Quantifying influences of anthropogenic-natural factors on ecological land evolution in mega-urban agglomeration: A case study of Guangdong-Hong Kong-Macao greater Bay area

Abstract

Modeling ecological land evolution and determining the responsible driving forces is a common research topic in land use and landscape ecology. However, the interaction effect and dynamic change of anthropogenic-natural factors on the ecological land evolution of urban agglomerations is still unclear. Supported by Google Earth Engine, this study used Landsat satellite imagery and random forest algorithm to obtain the land cover datasets of Guangdong-Hong Kong-Macao Greater Bay Area from 1990 to 2019. Furthermore, a geographic detector was used to identify the driving factors’ impact on ecological land evolution by quantifying nonlinear associations, change characteristics, and mechanisms. The results show: (1) Ecological land shifted from decline and fragmentation (1990–2010) to growth and integration (2010–2019). (2) Population density (q = 0.83) and land urbanization rate (q = 0.75) mainly controlled the ecological land evolution, illustrating more explanatory power than other factors, and accounting for higher proportion of area as the determinant factor in the study region. All driving factors interactions were bivariate, and the interaction between population density and elevation had the largest influence (q = 0.92). (3) Anthropogenic factors had a generally greater influence on ecological land than natural factors, and the impact of population density and GDP per capita exhibited a continuous increase, while land urbanization rate first decreased (1990–2000) and then increased (2000–2019) in response to industrial restructuring and accelerated urbanization.
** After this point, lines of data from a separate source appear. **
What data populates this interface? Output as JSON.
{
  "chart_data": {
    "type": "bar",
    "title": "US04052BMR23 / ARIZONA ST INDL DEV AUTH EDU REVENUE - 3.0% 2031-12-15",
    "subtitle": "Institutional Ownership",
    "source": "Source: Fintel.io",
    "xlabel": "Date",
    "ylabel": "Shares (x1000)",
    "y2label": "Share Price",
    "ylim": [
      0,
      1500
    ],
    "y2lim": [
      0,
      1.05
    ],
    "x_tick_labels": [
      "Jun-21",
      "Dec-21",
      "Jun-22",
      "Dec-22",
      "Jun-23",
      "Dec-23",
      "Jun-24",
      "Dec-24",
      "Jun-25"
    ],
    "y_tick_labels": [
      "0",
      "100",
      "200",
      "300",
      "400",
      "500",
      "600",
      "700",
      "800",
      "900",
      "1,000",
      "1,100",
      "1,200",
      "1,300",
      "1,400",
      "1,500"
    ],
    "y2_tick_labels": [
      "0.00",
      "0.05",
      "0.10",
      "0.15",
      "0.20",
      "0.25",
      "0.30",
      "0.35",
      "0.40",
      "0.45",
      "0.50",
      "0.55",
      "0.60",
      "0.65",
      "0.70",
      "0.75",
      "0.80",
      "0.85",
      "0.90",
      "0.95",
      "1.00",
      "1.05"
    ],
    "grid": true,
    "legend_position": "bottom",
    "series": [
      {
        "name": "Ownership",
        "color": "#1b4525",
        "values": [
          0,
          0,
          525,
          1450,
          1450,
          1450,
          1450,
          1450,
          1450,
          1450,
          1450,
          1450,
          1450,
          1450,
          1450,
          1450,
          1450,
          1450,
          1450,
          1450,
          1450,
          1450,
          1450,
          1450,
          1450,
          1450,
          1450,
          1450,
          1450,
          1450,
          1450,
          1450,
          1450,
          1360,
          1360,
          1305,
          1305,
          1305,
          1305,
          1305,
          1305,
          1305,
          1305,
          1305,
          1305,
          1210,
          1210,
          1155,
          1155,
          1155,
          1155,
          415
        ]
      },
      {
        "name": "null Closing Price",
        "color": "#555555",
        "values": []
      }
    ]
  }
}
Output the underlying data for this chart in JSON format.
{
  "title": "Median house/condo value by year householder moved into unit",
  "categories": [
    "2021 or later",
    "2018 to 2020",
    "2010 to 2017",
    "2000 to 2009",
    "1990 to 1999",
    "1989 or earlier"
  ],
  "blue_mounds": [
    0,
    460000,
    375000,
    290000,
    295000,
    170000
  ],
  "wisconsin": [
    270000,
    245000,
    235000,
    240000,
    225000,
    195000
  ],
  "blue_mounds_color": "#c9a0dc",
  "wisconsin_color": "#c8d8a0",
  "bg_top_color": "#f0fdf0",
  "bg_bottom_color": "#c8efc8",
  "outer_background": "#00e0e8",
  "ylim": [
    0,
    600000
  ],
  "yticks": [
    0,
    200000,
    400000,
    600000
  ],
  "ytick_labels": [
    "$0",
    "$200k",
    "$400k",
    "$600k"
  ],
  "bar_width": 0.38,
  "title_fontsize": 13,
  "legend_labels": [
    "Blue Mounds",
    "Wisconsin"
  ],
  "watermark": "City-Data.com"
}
Due to the intensification of anthropogenic activities, the effect of average annual temperature and precipitation declined by 69% and 77%, respectively. The conclusions indicate that the interaction and spatially heterogeneous distribution of anthropogenic-natural factors should be comprehensively considered when designing a system based on cooperative mechanisms to improve ecological protection efficiency.